De limportance du bon exemple dans l?uvre de lEducation

F. D.

09/Feb/2010

 

Comme tout observateur un peu attentif a pu bien des fois s'en rendre compte, un des plus remarquables instincts de l'enfant est sa tendance naturelle à l'imitation. A peine est-il capable de -manifester par des signes extérieurs son activité naissante, qu'on le voit déjà s'essayer contrefaire tout ce qui frappe son oreille ou ses regards. Dés qu'il peut faire usage de ses membres, il n'a pas de plus grand plaisir que de s'exercer à reproduire, en les réduisant aux proportions de ses forces et de sa taille, les diverses opérations dont il est témoin; et, pendant longtemps ses jeux favoris ne seront que des imitations plus ou moins heureuses de ce qui se passe autour de lui.

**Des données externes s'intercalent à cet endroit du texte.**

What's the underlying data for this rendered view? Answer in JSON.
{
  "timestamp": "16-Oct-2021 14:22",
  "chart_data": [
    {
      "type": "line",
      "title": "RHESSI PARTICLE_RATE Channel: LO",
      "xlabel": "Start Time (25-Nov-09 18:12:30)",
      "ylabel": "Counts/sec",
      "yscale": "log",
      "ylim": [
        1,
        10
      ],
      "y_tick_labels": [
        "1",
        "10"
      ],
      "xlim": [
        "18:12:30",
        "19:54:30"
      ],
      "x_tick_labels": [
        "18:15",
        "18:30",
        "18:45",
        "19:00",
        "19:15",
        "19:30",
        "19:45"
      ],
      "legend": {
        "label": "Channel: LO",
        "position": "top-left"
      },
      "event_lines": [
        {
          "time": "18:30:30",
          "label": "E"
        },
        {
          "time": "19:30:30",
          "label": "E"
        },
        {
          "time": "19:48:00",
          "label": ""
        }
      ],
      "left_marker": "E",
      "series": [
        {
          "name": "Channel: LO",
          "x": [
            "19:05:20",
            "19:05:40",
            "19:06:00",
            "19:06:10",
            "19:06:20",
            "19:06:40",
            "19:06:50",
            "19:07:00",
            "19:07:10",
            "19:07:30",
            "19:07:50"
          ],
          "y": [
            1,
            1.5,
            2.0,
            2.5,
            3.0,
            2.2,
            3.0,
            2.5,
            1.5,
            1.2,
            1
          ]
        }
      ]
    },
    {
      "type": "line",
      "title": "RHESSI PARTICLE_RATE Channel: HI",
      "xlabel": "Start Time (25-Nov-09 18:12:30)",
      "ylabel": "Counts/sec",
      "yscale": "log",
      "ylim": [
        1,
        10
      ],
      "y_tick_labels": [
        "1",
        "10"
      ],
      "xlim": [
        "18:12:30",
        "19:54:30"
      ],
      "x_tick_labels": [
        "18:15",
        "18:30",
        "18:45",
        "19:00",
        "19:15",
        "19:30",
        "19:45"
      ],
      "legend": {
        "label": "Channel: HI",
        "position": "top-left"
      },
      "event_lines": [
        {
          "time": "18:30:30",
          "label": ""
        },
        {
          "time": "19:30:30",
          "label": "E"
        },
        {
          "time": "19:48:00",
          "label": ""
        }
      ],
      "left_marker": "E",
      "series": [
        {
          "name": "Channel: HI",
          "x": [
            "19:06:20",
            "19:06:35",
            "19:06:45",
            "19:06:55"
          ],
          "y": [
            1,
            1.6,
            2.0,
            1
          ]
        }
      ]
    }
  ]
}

Actions, paroles, ton de voix, agencement des habits, démarche, gestes particuliers à tel ou tel artisan, il cherche à: tout copier, et il y réussit souvent d'une façon surprenante.

C'est une disposition de la divine Providence qui le fait aller de lui-même au devant de l'instruction, et lui permet de profiter de l'expérience et du savoir-faire de ceux qui l'ont devancé dans la vie, avant qu'il puisse en comprendre la nécessité et les avantages. Mais c'est aussi un danger sérieux qui sollicite vivement l'attention vigilante de l'éducateur vraiment conscient de sa tâche et soucieux de la bien remplir.

L'enfant, en effet, imite d'une manière instinctive et pour ainsi dire inconsciente; il n'a ni la pensée ni le souci de choisir entre ce qui est bon et ce qui est mauvais, et dans son inexpérience il copie indifféremment l'un ou l'autre, selon le hasard des circonstances ou son humeur du moment. Qui ne sait cependant quelle impression durable et profonde laissent souvent dans l'esprit et dans les mœurs d'un homme les actions accomplies dans ces tendres années? Il est rapporté qu'Alexandre le Grand ne put jamais plus tard se corriger de certains défauts qu'il avait imités de son maître Léonide, et l'on voit tel vieillard, qui ne se souvient plus le lendemain -de ce qu'il a fait la veille, se rappeler, avec une surprenante précision de détails, les plus menus faits de sa lointaine enfance, et ressentir de nouveau toutes les impressions qu'il en avait reçues alors.

Il faut évidemment en conclure l'importance et l’impérieuse nécessité de ne dire et de ne faire devant les enfants que ce qu'ils peuvent imiter avec profit ou du moins sans danger; en d'autres termes, de ne leur donner que de bons exemples.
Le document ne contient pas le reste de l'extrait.